Trying Tri Bars

A set of tri-bars can add some punch to your cycling, but you have to be sure you're ready for them


Posted: 18 November 2009

On the final day of the Tour de France 20 years ago, something extraordinary happened. The race leader was Frenchman Laurent Fignon, who had a 50-second lead going into the final stage. A 24.5K time trial from Versailles to Paris would decide the race, but surely such a lead was enough for a local victory. Fignon certainly thought so. In second place was Greg Lemond from the USA.

Fignon decided to ride this final time-trial stage on the racing bike he had used throughout the Tour, hunching down against the wind by placing his hands low on his standard drop handlebars. But Lemond turned up with a set of aero-bars fitted to his bike, ready to make some history. Hunched in a tuck position not dissimilar to that of a downhill skier, the American blasted into Paris, beating Fignon by 58 seconds and recording the fastest ever individual time trial in the Tour's history. His eight-second victory was largely attributed to the aerodynamic advantages provided by those strange-looking aero-bars.

Triathletes took note of Lemond's extraordinary average speed of 54.5kph on that final stage and were soon running, cycling and swimming to their local bike shop to buy a pair of aero-bars. The use of these
new bars became so common in triathlon that they even became known throughout the cycling world
as tri-bars.

Tri-bars are designed to make you more aerodynamic. By forcing your body into a more streamlined shape, the effects of drag are reduced. Contrary to popular belief they are not just there to rest your weary arms on, although they do also come in handy for that They are suitable for cyclists and triathletes of any standard, although they take a bit of getting used to. Just don't use them in a race until you have had plenty of practice in training.

Clip-on tri bars

These are the least expensive option, simply clamping on to any racing-bike handlebar. They can be used by triathletes of all levels and abilities. The real beauty of clip-on tri-bars is that you can easily remove them if you need to. Some triathletes remove their tri-bars for winter, when there are fewer races, and put them back on for the summer race season. A good set of tri-bars will provide plenty of adjustability, meaning you can change the position of the arm rests (up, down, side-to-side, forward and back) and the length of the bars to help maximise your comfort.

Draft-legal tri bars

Riding in the slipstream of another cyclist (drafting) is banned in most triathlons, outside of elite races. Normal clip-on tri-bars are considered dangerous when cyclists are racing in a tight bunch, hence the development of draft-legal tri-bars for elite racers. They  are a shorter, rounder version of normal clip-on tri-bars. Despite being designed for elites, they're a great all-rounder. They're small enough to keep on your bike all year round without getting in the way and are potentially as aerodynamic as a standard clip-on tri-bar.

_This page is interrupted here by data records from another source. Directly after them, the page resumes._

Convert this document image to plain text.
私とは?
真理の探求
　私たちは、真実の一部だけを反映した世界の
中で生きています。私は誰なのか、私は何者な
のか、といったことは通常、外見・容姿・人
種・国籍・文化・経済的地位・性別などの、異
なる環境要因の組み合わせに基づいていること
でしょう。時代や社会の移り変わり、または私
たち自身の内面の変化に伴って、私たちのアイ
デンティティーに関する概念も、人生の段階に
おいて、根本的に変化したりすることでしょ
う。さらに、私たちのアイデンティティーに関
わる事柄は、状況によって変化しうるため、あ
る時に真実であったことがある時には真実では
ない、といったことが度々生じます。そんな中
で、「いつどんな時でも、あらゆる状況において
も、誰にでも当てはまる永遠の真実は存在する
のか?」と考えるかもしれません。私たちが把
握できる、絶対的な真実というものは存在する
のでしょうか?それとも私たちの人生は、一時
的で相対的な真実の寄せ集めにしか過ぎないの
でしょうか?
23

Aero base bar with clip-on tri bars

An aero base bar with a set of clip-on tri-bars is recommended for more experienced triathletes. They're as adjustable as clip-ons and they offer several other benefits. One is that they have bar-end gear shifters, so you can keep your hands on your tri-bars while you change gear. The other main benefit comes from the shape. The drag factor of an aero base bar is far lower than a standard set of racing-bike handlebars. These bars are best suited to racing.

All-in-one aero bars

All-in-one aero-bars are mainly used by experienced and competitive triathletes. Their one-piece carbon construction gives them a very low drag factor, but this often comes at the expense of adjustability and comfort. Used only for racing, these bars help you slip through the air on fast, flat bike courses. You'll see them on the bikes of most professional Ironman-distance triathletes.


Tri bars - Q&A


What can I expect to pay for a good set of tri-bars?

You can buy a set of clip-on tri-bars for about £40, but some tri-bars cost more than £700.

Do some time-trial bikes come with built-in tri-bars that can't be removed?

Time-trial bikes usually come fitted with all-in-one aero-bars. These bars can be removed and swapped for standard racing-bike handlebars with clip-on tri-bars, but several new parts are needed and it isn't a cheap job.

Are some adjustable and some a fixed size? Are they unisex?

Some tri-bars have greater adjustability than others so always choose the most adjustable pair you can find. Certain manufacturers have male- and female-specific bars, but a good set should suit both men and women.

Will they always make me faster?

Only if they make you comfortable and aerodynamic. If you position your tri-bars too high up you could increase the drag factor; if they force your body into a crunched-up position so that your knees hit your chest, you could find it hard to breathe. In either case, you may actually end up riding slower.

What kind of course are they most suitable for?

Tri-bars work best on flat courses, although they can save you time on all but the hilliest courses.